(Bloomberg) — China Evergrande Group posted combined losses of more than $81 billion over two years as the world’s most-indebted developer releases its long-delayed results in a bid to resume stock trading and complete one of the country’s biggest debt restructurings.
The company reported a loss attributable to shareholders of 105.9 billion yuan ($14.8 billion) for the full year in 2022, adding to a 476 billion yuan loss the previous year, according to Hong Kong stock exchange filings late Monday.
The results underscore how much Evergrande has struggled amid a housing crisis that has rocked the world’s second-largest economy over the past two years after the government restricted borrowing by developers and consumers curbed home purchases. The earnings marked the company’s first two full-year losses since its 2009 listing.
Evergrande’s revenue plunged by half in 2021 to about 250 billion yuan, before falling further last year to 230 billion yuan, largely missing the average estimate of six analysts surveyed by Bloomberg. While the loss narrowed last year from 2021, it represented a sharp reversal from a profit of almost 8 billion yuan in 2020.
The developers’ debt pile meanwhile has soared, with total liabilities reaching 2.58 trillion yuan at the end of 2021, or almost $360 billion.
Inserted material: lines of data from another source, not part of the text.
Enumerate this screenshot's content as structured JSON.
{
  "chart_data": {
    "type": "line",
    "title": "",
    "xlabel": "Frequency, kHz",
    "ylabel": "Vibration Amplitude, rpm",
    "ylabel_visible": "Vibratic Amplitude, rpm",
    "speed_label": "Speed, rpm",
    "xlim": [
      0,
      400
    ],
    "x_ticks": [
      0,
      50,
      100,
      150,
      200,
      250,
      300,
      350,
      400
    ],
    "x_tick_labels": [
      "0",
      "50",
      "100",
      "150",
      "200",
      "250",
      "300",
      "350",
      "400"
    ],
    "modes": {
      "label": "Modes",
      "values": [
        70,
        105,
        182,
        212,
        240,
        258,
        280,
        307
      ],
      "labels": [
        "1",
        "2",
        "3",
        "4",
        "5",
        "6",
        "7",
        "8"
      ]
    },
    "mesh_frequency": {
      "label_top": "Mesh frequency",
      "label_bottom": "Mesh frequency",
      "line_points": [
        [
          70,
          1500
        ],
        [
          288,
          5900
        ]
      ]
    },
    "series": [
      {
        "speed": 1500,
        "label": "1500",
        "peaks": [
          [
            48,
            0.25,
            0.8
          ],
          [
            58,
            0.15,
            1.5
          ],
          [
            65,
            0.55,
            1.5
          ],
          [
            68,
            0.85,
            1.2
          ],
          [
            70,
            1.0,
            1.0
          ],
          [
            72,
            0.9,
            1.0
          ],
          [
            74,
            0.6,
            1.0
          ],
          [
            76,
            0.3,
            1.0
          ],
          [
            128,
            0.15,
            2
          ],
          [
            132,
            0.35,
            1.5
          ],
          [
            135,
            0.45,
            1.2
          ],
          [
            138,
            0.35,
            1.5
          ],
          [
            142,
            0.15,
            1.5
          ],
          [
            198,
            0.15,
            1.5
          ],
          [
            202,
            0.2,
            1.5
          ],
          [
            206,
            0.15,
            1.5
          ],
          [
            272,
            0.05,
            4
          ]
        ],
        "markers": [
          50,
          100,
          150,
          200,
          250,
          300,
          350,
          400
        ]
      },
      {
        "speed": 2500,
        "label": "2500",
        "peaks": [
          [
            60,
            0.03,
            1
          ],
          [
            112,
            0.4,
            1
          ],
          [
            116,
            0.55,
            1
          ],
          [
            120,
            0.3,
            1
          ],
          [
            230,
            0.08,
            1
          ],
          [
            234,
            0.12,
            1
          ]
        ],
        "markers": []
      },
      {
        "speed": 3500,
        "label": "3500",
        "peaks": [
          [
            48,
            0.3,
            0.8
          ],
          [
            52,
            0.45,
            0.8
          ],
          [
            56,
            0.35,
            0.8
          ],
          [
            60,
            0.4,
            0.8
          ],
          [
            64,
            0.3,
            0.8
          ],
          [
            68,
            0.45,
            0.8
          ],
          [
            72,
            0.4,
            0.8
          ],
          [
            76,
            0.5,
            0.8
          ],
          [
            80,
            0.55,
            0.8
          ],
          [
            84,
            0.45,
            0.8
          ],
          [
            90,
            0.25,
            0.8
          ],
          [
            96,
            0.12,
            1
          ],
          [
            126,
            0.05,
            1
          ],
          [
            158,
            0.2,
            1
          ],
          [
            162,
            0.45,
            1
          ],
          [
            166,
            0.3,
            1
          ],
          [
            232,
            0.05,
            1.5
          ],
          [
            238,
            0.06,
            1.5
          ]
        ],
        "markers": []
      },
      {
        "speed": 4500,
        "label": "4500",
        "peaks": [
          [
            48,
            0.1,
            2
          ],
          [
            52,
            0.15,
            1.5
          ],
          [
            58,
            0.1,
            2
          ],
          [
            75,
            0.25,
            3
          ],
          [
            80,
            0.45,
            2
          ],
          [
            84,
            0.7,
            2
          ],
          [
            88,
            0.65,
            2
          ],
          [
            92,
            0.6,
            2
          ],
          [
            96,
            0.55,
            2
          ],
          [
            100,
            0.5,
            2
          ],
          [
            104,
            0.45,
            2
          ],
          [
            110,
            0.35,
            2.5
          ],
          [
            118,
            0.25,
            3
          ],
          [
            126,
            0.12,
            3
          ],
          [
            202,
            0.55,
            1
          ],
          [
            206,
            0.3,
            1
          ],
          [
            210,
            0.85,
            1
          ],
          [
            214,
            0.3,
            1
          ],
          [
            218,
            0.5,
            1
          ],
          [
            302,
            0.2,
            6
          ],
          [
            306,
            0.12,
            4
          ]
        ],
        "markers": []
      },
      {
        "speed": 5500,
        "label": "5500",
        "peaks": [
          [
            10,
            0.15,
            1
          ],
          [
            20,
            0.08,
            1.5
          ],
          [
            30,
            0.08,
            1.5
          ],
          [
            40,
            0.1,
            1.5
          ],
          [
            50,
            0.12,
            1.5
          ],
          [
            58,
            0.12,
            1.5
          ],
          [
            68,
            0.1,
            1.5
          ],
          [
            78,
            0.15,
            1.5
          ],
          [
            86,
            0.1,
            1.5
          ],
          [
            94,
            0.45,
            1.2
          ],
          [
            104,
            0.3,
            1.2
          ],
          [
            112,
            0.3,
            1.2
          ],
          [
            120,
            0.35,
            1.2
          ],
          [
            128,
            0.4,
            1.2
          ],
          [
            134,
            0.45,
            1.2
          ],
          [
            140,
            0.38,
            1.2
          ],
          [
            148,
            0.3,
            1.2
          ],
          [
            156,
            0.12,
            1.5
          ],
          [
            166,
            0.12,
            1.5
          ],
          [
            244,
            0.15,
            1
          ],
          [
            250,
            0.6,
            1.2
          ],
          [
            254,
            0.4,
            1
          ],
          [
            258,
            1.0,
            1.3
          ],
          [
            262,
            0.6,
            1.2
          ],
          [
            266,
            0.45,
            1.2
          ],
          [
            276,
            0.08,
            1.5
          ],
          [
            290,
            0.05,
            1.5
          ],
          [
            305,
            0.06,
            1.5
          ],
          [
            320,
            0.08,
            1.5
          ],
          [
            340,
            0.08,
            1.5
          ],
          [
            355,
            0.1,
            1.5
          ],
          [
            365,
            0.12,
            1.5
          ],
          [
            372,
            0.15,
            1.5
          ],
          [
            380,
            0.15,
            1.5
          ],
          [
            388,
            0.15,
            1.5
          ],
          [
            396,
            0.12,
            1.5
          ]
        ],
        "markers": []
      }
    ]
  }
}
That figure fell slightly to 2.44 trillion yuan as of December last year.
The results give offshore bondholders something more to digest as they consider the company’s debt restructuring proposal. Evergrande said it seeks to convene meetings on July 24 and 25 with various classes of holders. In April, the developer said investors holding 77% of its Class A bonds backed the plan, while just 30% of Class C holders endorsed it.
Evergrande could be closer to resuming trading of its shares after reporting results, and there’s potential for approval of its debt-restructuring plan, according to Bloomberg Intelligence analysts Daniel Fan and Adrian Sim. The firm’s tight cash of 4.3 billion yuan as of year-end, compared with short-term debt of about 587 billion yuan, could explain its imminent need for a debt plan, they said.
The results provide a long-awaited update on the financial status of the defaulted developer, whose woes have come to symbolize the crisis afflicting China’s slumping housing industry. New-home prices started declining again in June for the first time this year, underscoring the lack of buyer interest.
The financial results were audited by Prism, a small accounting firm named as Evergrande’s auditor in January after the resignation by PricewaterhouseCoopers. After working as Evergrande’s auditor since its 2009 Hong Kong listing, PwC resigned months after it was put under investigation by Hong Kong’s accounting regulator for its work on Evergrande and its services arm.
Prism added a disclaimer of opinion to Evergrande’s accounts, saying it’s unable to obtain sufficient and appropriate audit evidence.